Bei der Präsidentschaftswahl am 7. Februar 2024 wurde Əliyev für weitere sieben Jahre im Amt bestätigt. Ursprünglich war die Wahl für 2025 angesetzt, der Präsident hatte sie vorgezogen und damit begründet, dass er nach der Eroberung von Bergkarabach eine neue Legitimierung bräuchte. Politische Beobachter gingen davon aus, dass Əliyev nach dem militärischen Erfolg die gute Stimmung beim Volk nutzen wollte, um seine Macht abzusichern und nannten die Wahl weder frei noch fair. Alle sechs Gegenkandidaten galten im Vorfeld als chancenlos und unterstützten die Wiederwahl Əliyevs öffentlich, während die wichtigsten Oppositionsparteien die Wahl boykottierten. Laut Menschenrechtlern waren in den Monaten zuvor zahlreiche unabhängige Journalisten und ein bekannter Oppositionspolitiker festgenommen worden.
Bei der Parlamentswahl 2024 gewann Əliyevs Partei Neues Aserbaidschan 68 der 125 Sitze bei einer Wahlbeteiligung von 37 % und damit erneut die absolute Mehrheit. Nur einer der Sitze ging an einen Kandidaten der Opposition. Die Wahl war wie auch die letzten weder frei noch fair.
Am 4. Februar 2026 wurde Əliyev und dem armenischen Premierminister Nikol Paschinjan in Abu Dhabi für das vom US-amerikanischen Präsidenten Donald Trump vermittelte armenisch-aserbaidschanische Friedensabkommen der Zayed-Preis für menschliche Brüderlichkeit verliehen.

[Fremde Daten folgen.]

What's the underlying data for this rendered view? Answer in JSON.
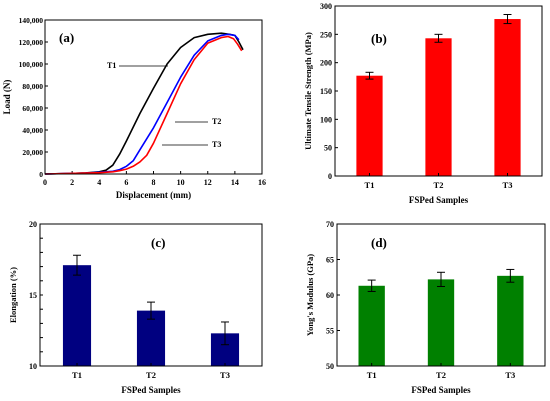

Außenpolitisch ist Əliyev an guten Beziehungen zu den Nachbarn Russland, der Türkei und Georgien interessiert. Das Territorium des westlichen Nachbarlandes Armenien hingegen bezeichnete Əliyev als „altes türkisches und aserbaidschanisches Gebiet“. Əliyev betrachtete Russland als strategischen Partner. Jedoch lehnt er einen Beitritt zur Eurasischen Union ab.

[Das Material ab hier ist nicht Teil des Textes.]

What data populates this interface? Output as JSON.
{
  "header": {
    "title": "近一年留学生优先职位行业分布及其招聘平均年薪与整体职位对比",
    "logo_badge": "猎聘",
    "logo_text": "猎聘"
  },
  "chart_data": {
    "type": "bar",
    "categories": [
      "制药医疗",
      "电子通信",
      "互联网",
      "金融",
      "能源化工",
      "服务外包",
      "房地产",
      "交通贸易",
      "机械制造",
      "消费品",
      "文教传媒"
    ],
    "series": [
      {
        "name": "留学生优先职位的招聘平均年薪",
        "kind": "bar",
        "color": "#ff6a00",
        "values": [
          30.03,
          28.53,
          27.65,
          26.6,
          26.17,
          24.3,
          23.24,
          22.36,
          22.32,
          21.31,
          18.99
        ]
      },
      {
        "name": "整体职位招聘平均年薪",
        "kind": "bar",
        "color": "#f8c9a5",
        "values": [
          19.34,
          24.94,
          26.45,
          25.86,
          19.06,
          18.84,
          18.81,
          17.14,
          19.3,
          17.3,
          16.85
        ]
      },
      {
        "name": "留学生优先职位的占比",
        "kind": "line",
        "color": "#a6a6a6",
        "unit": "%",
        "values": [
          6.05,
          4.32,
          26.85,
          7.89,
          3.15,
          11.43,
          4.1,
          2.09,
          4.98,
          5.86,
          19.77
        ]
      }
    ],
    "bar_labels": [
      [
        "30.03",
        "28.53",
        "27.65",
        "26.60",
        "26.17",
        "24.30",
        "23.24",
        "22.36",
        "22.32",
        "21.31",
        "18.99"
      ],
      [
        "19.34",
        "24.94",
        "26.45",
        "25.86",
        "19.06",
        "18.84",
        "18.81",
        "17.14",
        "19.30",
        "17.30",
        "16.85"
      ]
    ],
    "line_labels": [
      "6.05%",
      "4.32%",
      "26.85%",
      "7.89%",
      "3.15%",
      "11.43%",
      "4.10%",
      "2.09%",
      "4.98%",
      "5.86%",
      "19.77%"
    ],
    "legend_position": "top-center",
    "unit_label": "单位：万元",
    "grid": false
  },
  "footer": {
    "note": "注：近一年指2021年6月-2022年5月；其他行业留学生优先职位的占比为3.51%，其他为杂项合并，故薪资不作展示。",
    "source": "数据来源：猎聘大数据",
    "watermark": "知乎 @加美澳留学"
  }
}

Im April 2006 machte Əliyev einen offiziellen Staatsbesuch in Washington, D.C, Deutschland besuchte er seit 2007 mehrfach, zuletzt im Juni 2016. Er sieht Deutschland als einen wichtigen Partner in Westeuropa und versuchte jahrelang politische Einflussnahme durch Geldgeschenke an verschiedene deutsche Politiker (Kaviar-Diplomatie), vor allem aus der regierenden Christlich-Demokratischen Union (CDU), zu erreichen, was im März 2021 zum Rücktritt einiger CDU-Politiker führte.